Amnesty cuts six jobs as income hit by falling donations
THE country's largest human rights organisation, Amnesty International Ireland, is to let six of its workers go.
It has blamed a fall in income and the "worsening economic climate".
Amnesty, which celebrates its 50th birthday next year, said four full-time and two part-time workers would be made redundant but the remaining staff of about 30 would not be asked to take a pay cut.
Explaining the need to cut jobs, the charity said that seeking to achieve savings through salary reductions would not be effective or appropriate.
It was decided that in order to "ensure the financial sustainability" of the organisation and to maintain the most effective use of resources, it was necessary to significantly reduce staff costs in some areas.
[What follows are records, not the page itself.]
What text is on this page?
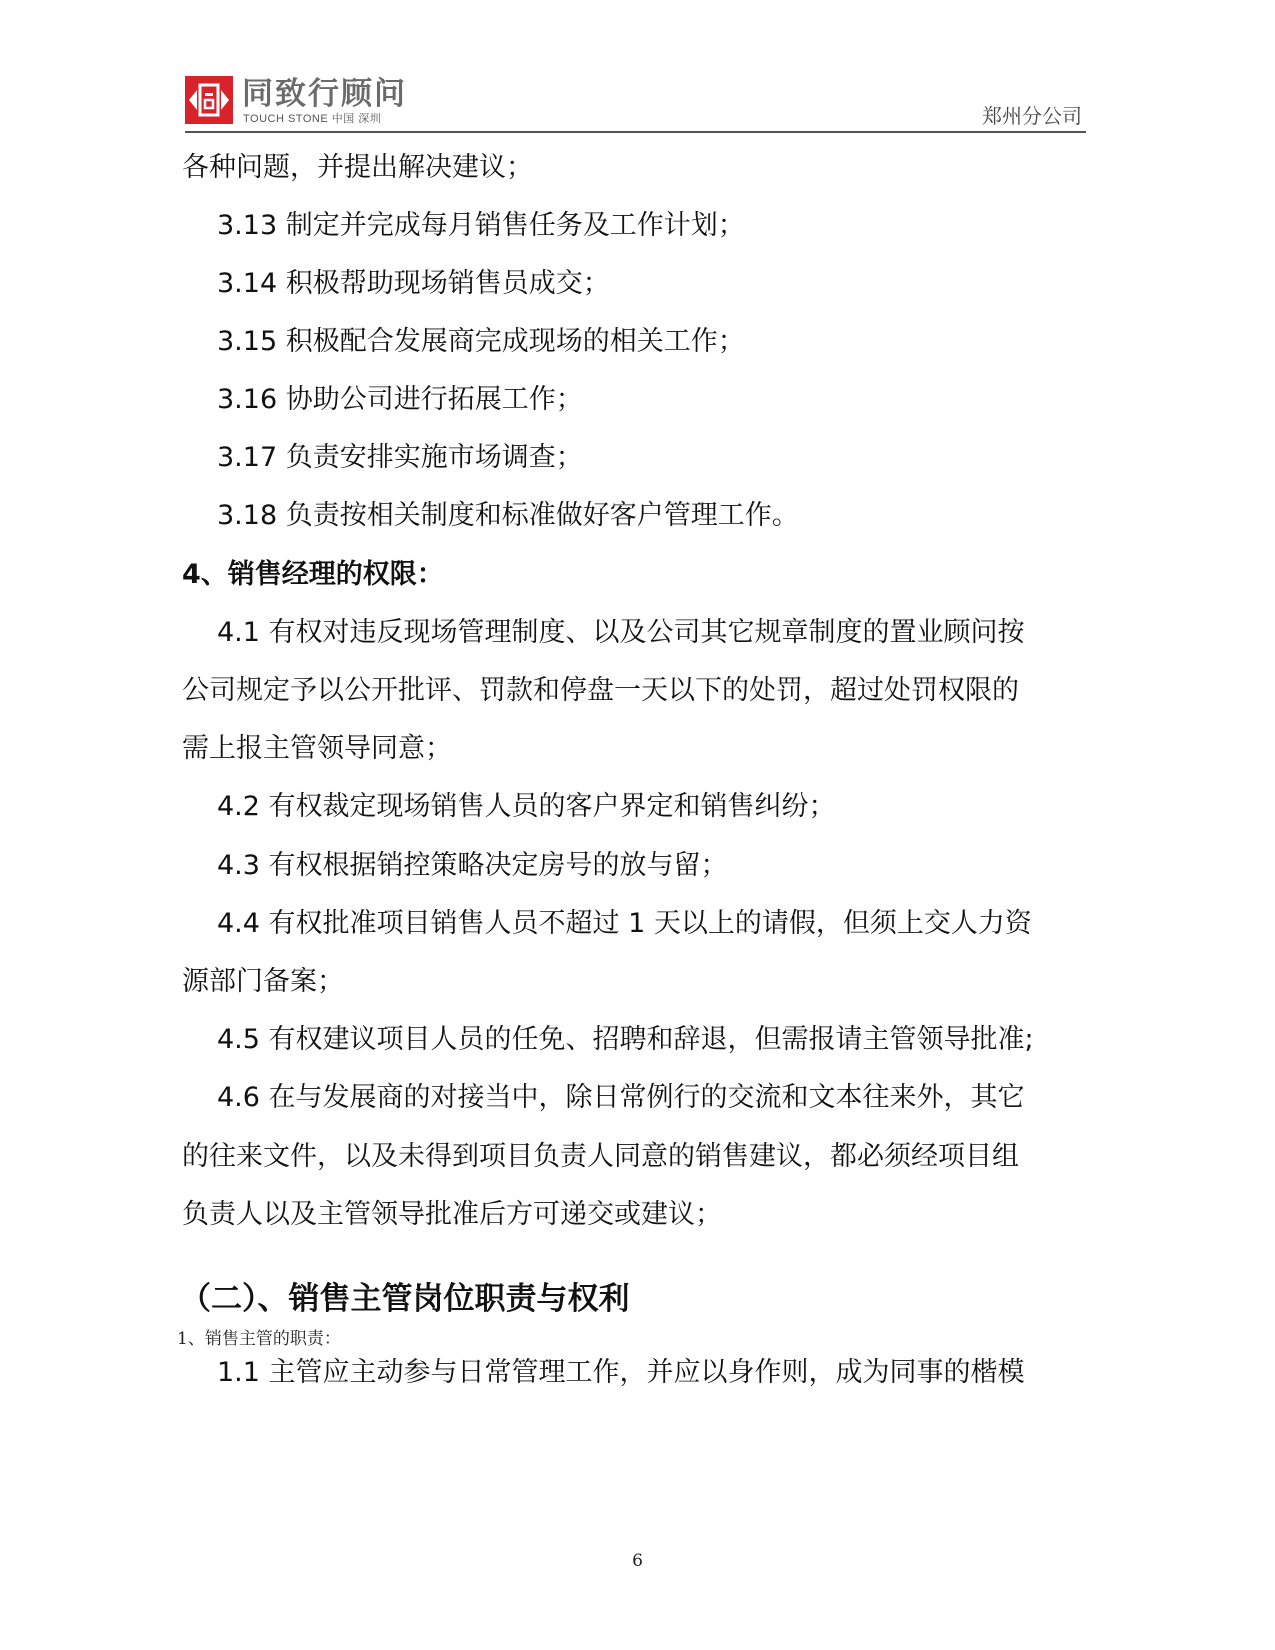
同致行顾问
TOUCH STONE 中国 深圳	郑州分公司
各种问题，并提出解决建议；
3.13 制定并完成每月销售任务及工作计划；
3.14 积极帮助现场销售员成交；
3.15 积极配合发展商完成现场的相关工作；
3.16 协助公司进行拓展工作；
3.17 负责安排实施市场调查；
3.18 负责按相关制度和标准做好客户管理工作。
4、销售经理的权限：
4.1 有权对违反现场管理制度、以及公司其它规章制度的置业顾问按
公司规定予以公开批评、罚款和停盘一天以下的处罚，超过处罚权限的
需上报主管领导同意；
4.2 有权裁定现场销售人员的客户界定和销售纠纷；
4.3 有权根据销控策略决定房号的放与留；
4.4 有权批准项目销售人员不超过 1 天以上的请假，但须上交人力资
源部门备案；
4.5 有权建议项目人员的任免、招聘和辞退，但需报请主管领导批准;
4.6 在与发展商的对接当中，除日常例行的交流和文本往来外，其它
的往来文件，以及未得到项目负责人同意的销售建议，都必须经项目组
负责人以及主管领导批准后方可递交或建议；
（二）、销售主管岗位职责与权利
1、销售主管的职责：
1.1 主管应主动参与日常管理工作，并应以身作则，成为同事的楷模
6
The organisation said it had recorded losses in 2008 and 2009 and expected another loss this year.
Individual "major giving" to the charity from wealthy individuals had also been seriously hit, falling from €374,000 in 2008 to €203,000 last year, with only half that amount expected in 2010.
Income from all other areas had also fallen, with direct mail appeals dropping from €420,000 to €194,000 in 2009.
Amnesty's executive director Colm O'Gorman described the last two years as "very difficult".
At all stages the organisation had consulted with unions and staff to ensure they were informed of developments and had the opportunity to contribute.
Commenting on Mr O'Gorman's salary -- reported to be more than €80,000 -- Amnesty said that while he received a 2.5pc increase under the national partnership agreement in 2008 and a 1pc increase last year in response to the Government income levy, he had neither received nor sought any further salary increase and had waived all increases he was entitled to under his contract because of the organisation's financial situation.